Lorre returned to villainous form in the classic noir "Black Angel" (1946) and in the psychological horror film "The Beast with Five Fingers" (1946), directed by Robert Florey. He had by this time separated from Lovsky, though the two would remain friends throughout the rest of his life. Lorre's second wife was German actress Kaaren Verne, but the union lasted only five years. Lorre scored a rare shot at a comedy with the Bob Hope vehicle "My Favorite Brunette" (1947) before he returned to Germany to direct and star in "Der Verlorene" (The Lost One") (1951), as a vivisectionist who murders his unfaithful wife and spirals into homicidal mania. Twenty years after "M" and too close to Germany's defeat in World War II, the film was unsuccessful. To the delight of fans, John Huston reunited Lorre with Bogart in "Beat the Devil" (1953), filmed in Italy and the United Kingdom. That year, Lorre married for the third time and fathered a daughter. In 1954, he played the first Bond villain in a TV production of Ian Fleming's Casino Royale, adapted for the CBS anthology series "Climax!" (1954-58).

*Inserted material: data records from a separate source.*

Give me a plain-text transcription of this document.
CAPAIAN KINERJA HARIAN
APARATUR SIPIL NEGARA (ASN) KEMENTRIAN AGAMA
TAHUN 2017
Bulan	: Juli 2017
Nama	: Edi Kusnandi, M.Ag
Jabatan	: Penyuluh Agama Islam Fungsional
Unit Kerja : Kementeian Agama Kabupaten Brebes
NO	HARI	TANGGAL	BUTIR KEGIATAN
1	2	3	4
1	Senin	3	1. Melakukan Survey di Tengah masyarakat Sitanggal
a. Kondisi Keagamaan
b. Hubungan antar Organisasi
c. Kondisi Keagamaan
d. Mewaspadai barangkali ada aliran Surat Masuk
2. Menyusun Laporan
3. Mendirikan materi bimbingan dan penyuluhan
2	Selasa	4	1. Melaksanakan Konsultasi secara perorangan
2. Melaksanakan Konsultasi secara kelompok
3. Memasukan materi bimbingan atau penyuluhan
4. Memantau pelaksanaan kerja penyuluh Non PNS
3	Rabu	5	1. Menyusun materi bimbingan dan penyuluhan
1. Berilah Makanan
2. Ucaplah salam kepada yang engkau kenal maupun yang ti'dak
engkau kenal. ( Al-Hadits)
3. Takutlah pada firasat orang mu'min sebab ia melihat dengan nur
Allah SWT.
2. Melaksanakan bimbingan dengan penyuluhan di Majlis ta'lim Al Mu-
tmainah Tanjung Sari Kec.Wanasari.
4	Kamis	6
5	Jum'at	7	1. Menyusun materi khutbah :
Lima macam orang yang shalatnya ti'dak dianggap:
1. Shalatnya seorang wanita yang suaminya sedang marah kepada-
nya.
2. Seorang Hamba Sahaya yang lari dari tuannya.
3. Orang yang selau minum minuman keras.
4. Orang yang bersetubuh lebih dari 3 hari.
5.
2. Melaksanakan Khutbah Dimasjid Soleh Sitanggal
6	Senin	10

With the bulk of his assignments amounting to little more than rent-paying gigs during this period, Lorre did enjoy his role as a singing and dancing Soviet commissar in MGM's Technicolor musical "Silk Stockings" (1957) opposite Fred Astaire and Cyd Charisse. Low-budget filmmaker Roger Corman revived Lorre's career by casting him in the omnibus thriller "Tales of Terror" (1962), in a blackly humorous retelling of Edgar Allan Poe's The Cask of Amontillado co-starring Vincent Price. Corman would use Lorre and Price again in "The Raven" (1963), co-starring Boris Karloff, while Jacques Tourneur would reunite the three for "Comedy of Terrors" (1963) as unscrupulous morticians who resort to murder when their business takes a dive. Dubbed by magazine editor Forrest J. Ackerman as "The Lord High Minister of All That Is Sinister," Lorre made his final film appearance in "The Patsy"(1964), starring Jerry Lewis. Separated from his third wife and in poor health, Lorre suffered a fatal stroke in a rented apartment on Hollywood Boulevard on March 23, 1964, at the age of 59.